II. Deixou de se admitir o pedido de esclarecimentos sobre a decisão, mas a alegação pode ser considerada como arguição da sua nulidade, nos termos do art. 615.º, n.º 1, alínea c), do Código de Processo Civil.
Decisão Texto Integral:
Acordam no Supremo Tribunal de Justiça:




I – A Recorrente Seguradoras Unidas, S.A., veio requerer a reforma do acórdão de 7 de maio de 2020, de modo que, na decisão, quanto ao valor arbitrado a título de danos futuros, deverão ser abatidos os valores que, entretanto, forem pagos aos AA., a título de pensão de sobrevivência e a título de pensão anual de acidentes de trabalho, ou esclarecimentos sobre se ao valor arbitrado a título de danos futuros deverão ser abatidos os valores especificados, nos termos do requerimento de fls. 1406 a 1411, cujo conteúdo aqui se dá por integralmente reproduzido.


Os Recorridos AA e BB responderam no sentido de ser indeferido o requerimento da Recorrente.

 

Corridos os vistos legais, cumpre apreciar e decidir.


II – 2.1. Como consta do acórdão proferido, o objeto da revista circunscrevia-se ao valor da indemnização emergente de acidente de viação.

O pedido de reforma ora apresentado é alheio ao objeto do recurso e, por isso, é inadmissível, à luz do art. 616.º n.º 2, do CPC, sendo certo ainda que importa levar em consideração o que já consta dos autos decidido a título definitivo, nomeadamente na sentença.

Por outro lado, o Código de Processo Civil deixou de admitir o pedido de esclarecimentos sobre a decisão (art. 616.º), ao contrário do que antes sucedia.

Considerando, todavia, a alegação como arguição da nulidade do acórdão, nos termos do art. 615.º, n.º 1, alínea c), do CPC, dir-se-á, sem hesitação, que não se verifica tal nulidade.

Com efeito, o acórdão proferido, levando em conta o objeto do recurso, não padece de qualquer obscuridade, nomeadamente quanto à determinação do valor da indemnização.


Consequentemente, improcede o requerimento da Recorrente.   


2.2. Em conclusão, pode extrair-se de mais relevante: 

I. O pedido de reforma, sendo alheio ao objeto do recurso, é inadmissível, à luz do art. 616.º n.º 2, do Código de Processo Civil.

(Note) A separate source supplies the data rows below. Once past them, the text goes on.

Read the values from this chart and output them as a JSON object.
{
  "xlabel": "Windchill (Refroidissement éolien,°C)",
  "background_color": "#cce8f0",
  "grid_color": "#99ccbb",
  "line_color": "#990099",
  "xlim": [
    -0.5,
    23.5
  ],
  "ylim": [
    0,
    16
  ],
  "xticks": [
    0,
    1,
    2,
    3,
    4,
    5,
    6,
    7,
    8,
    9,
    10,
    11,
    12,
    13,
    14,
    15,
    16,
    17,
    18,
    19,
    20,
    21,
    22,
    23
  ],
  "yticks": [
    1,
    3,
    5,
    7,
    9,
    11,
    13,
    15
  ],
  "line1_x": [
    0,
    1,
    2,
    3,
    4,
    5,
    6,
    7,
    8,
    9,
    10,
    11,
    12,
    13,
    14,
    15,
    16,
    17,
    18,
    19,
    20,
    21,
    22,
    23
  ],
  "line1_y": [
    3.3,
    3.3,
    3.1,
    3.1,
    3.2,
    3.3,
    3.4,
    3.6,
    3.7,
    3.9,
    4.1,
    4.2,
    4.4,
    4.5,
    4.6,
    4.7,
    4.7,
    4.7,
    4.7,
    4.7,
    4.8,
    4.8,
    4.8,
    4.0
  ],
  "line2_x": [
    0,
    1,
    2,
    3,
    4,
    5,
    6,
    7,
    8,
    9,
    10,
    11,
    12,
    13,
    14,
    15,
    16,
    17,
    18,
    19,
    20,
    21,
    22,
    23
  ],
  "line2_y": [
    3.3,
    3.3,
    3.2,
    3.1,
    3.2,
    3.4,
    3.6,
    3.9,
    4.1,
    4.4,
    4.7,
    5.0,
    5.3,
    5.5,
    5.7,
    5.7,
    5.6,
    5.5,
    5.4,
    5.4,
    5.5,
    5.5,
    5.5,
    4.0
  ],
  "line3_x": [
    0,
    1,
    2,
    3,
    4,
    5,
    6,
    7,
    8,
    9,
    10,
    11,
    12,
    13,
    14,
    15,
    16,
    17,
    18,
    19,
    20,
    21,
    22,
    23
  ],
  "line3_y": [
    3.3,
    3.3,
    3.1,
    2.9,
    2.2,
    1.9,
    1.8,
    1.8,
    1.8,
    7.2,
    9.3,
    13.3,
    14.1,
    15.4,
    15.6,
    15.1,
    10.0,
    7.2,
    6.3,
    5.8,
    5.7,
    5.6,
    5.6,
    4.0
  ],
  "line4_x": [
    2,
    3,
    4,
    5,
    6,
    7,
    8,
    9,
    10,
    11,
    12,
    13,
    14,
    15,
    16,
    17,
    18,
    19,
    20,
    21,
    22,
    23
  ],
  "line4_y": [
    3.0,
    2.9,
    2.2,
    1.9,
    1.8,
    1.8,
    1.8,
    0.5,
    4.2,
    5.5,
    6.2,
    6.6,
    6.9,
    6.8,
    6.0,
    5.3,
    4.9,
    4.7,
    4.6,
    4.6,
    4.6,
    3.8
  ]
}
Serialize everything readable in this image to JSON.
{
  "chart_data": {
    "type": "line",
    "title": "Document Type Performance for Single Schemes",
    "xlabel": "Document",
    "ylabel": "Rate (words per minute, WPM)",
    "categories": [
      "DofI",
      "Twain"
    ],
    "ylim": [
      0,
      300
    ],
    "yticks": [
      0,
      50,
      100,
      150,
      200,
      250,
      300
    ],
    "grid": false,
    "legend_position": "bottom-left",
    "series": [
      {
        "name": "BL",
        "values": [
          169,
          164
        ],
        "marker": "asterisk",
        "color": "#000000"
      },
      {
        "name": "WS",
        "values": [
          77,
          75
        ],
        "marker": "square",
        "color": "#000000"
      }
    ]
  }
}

II. Deixou de se admitir o pedido de esclarecimentos sobre a decisão, mas a alegação pode ser considerada como arguição da sua nulidade, nos termos do art. 615.º, n.º 1, alínea c), do Código de Processo Civil.

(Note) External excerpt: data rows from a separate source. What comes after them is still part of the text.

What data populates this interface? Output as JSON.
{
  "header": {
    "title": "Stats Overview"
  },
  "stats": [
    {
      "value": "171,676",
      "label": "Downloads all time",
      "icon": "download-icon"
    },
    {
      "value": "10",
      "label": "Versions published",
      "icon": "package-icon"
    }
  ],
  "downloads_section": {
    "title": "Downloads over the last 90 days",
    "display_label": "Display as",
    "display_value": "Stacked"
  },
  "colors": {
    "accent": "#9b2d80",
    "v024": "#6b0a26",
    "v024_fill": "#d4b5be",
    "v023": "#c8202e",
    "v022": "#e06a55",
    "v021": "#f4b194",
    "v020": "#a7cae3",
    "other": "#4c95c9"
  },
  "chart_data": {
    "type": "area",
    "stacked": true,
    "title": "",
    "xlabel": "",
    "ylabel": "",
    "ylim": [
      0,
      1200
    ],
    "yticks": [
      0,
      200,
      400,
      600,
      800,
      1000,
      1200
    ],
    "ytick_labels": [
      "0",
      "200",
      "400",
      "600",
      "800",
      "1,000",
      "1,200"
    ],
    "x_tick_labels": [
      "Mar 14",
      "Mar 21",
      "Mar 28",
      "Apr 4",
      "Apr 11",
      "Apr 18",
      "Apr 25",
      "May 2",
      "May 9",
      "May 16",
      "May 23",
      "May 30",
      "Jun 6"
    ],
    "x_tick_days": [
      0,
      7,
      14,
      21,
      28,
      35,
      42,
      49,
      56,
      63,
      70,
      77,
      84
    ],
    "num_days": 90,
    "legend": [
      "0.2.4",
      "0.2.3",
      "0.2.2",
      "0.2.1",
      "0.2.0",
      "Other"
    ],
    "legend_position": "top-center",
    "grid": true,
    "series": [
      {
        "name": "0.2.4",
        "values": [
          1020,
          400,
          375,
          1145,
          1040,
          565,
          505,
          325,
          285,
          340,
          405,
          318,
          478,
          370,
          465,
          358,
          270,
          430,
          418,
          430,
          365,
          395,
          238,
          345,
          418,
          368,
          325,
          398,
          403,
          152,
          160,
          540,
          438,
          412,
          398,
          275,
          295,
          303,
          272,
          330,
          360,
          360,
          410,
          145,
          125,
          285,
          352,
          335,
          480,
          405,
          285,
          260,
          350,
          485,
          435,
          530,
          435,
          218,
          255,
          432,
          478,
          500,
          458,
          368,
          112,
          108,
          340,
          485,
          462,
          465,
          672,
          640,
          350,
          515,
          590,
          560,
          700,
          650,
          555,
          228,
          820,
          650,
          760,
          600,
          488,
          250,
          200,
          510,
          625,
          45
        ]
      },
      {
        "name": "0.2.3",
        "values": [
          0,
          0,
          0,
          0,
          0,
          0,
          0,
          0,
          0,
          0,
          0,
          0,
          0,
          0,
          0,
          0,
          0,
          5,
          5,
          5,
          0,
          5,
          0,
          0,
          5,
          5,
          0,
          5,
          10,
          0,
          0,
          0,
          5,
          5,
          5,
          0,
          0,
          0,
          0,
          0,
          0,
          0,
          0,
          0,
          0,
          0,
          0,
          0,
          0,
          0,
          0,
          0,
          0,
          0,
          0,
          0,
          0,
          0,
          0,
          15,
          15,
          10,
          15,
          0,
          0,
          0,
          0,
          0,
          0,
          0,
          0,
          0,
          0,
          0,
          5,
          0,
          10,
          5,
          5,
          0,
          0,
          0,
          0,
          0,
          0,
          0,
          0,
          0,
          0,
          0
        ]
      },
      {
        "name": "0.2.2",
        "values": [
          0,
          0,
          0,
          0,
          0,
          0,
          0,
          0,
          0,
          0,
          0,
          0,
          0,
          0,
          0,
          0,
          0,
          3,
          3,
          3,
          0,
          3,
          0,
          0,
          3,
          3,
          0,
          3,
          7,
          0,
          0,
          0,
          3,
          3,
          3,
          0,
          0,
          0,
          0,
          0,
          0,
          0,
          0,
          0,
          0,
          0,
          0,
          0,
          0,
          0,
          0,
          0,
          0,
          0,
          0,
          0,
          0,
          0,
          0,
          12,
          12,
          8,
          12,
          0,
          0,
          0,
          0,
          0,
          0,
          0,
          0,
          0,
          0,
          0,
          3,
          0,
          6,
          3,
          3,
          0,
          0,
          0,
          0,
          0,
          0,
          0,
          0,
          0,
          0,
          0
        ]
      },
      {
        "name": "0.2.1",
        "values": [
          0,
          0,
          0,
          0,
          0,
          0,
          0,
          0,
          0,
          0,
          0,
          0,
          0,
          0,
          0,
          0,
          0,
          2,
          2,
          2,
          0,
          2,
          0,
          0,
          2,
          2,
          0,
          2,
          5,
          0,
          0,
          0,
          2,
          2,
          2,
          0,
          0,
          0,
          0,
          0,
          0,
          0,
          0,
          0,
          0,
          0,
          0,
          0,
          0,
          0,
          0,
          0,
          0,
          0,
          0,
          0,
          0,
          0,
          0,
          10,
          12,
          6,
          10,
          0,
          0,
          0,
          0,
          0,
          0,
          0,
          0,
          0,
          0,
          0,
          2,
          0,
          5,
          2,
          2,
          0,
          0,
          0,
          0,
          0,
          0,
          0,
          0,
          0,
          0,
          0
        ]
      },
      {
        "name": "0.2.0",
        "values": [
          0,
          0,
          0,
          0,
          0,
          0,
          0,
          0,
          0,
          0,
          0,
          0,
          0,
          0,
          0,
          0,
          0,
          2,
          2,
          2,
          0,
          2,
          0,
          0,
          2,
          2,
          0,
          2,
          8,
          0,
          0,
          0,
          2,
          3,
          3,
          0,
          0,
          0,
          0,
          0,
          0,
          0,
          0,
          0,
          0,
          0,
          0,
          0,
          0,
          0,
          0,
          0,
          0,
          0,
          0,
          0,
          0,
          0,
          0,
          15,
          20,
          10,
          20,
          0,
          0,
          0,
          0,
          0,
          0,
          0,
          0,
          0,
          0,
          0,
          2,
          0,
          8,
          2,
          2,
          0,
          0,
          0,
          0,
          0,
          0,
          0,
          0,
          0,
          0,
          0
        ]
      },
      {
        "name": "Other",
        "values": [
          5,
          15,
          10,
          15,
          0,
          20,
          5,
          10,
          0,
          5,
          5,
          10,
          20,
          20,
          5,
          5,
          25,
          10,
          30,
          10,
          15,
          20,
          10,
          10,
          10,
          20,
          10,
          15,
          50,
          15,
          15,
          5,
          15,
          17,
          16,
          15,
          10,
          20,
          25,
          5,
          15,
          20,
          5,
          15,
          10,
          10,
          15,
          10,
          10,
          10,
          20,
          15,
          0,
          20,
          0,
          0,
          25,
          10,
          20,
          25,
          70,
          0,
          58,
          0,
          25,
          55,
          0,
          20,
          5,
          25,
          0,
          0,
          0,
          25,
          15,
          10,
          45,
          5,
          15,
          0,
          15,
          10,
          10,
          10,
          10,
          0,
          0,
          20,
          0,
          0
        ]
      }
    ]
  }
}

2.3. A Recorrente, ao ficar vencida por decaimento, é responsável pelo pagamento das custas – art. 527.º, n.º s 1 e 2, do CPC.

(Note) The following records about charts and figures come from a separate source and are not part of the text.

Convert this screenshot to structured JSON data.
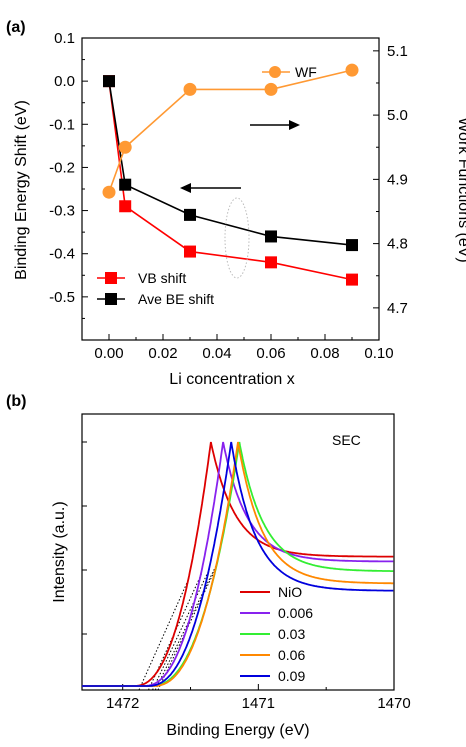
{
  "chart_data": [
    {
      "panel": "(a)",
      "type": "line",
      "xlabel": "Li concentration x",
      "ylabel": "Binding Energy Shift (eV)",
      "y2label": "Work Functions (eV)",
      "xlim": [
        -0.01,
        0.1
      ],
      "ylim": [
        -0.6,
        0.1
      ],
      "y2lim": [
        4.65,
        5.12
      ],
      "xticks": [
        "0.00",
        "0.02",
        "0.04",
        "0.06",
        "0.08",
        "0.10"
      ],
      "yticks": [
        "0.1",
        "0.0",
        "-0.1",
        "-0.2",
        "-0.3",
        "-0.4",
        "-0.5"
      ],
      "y2ticks": [
        "5.1",
        "5.0",
        "4.9",
        "4.8",
        "4.7"
      ],
      "series": [
        {
          "name": "VB shift",
          "axis": "left",
          "color": "#ff0000",
          "marker": "square",
          "x": [
            0,
            0.006,
            0.03,
            0.06,
            0.09
          ],
          "y": [
            0.0,
            -0.29,
            -0.395,
            -0.42,
            -0.46
          ]
        },
        {
          "name": "Ave BE shift",
          "axis": "left",
          "color": "#000000",
          "marker": "square",
          "x": [
            0,
            0.006,
            0.03,
            0.06,
            0.09
          ],
          "y": [
            0.0,
            -0.24,
            -0.31,
            -0.36,
            -0.38
          ]
        },
        {
          "name": "WF",
          "axis": "right",
          "color": "#ff9933",
          "marker": "circle",
          "x": [
            0,
            0.006,
            0.03,
            0.06,
            0.09
          ],
          "y": [
            4.88,
            4.95,
            5.04,
            5.04,
            5.07
          ]
        }
      ],
      "legend_loc": [
        "bottom-left",
        "top-right"
      ]
    },
    {
      "panel": "(b)",
      "type": "line",
      "xlabel": "Binding Energy (eV)",
      "ylabel": "Intensity (a.u.)",
      "annotation": "SEC",
      "xlim": [
        1472.3,
        1470.0
      ],
      "xticks": [
        "1472",
        "1471",
        "1470"
      ],
      "legend_loc": "center-right",
      "series": [
        {
          "name": "NiO",
          "color": "#dd0000",
          "x0": 1471.92,
          "peak": 1471.35,
          "tail": 0.53
        },
        {
          "name": "0.006",
          "color": "#8822ee",
          "x0": 1471.85,
          "peak": 1471.26,
          "tail": 0.51
        },
        {
          "name": "0.03",
          "color": "#33ee33",
          "x0": 1471.8,
          "peak": 1471.14,
          "tail": 0.47
        },
        {
          "name": "0.06",
          "color": "#ff8800",
          "x0": 1471.78,
          "peak": 1471.15,
          "tail": 0.42
        },
        {
          "name": "0.09",
          "color": "#0000dd",
          "x0": 1471.82,
          "peak": 1471.2,
          "tail": 0.39
        }
      ]
    }
  ]
}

III – Pelo exposto, decide-se:

1) Indeferir o requerimento de fls. 1406 a 1411.

2) Condenar a Recorrente no pagamento das custas.


Lisboa, 10 de setembro de 2020


Olindo dos Santos Geraldes (Relator)


Maria do Rosário Morgado


Oliveira Abreu


O Relator atesta que os Juízes Adjuntos votaram favoravelmente este acórdão, não o assinando porque a conferência decorreu em videoconferência.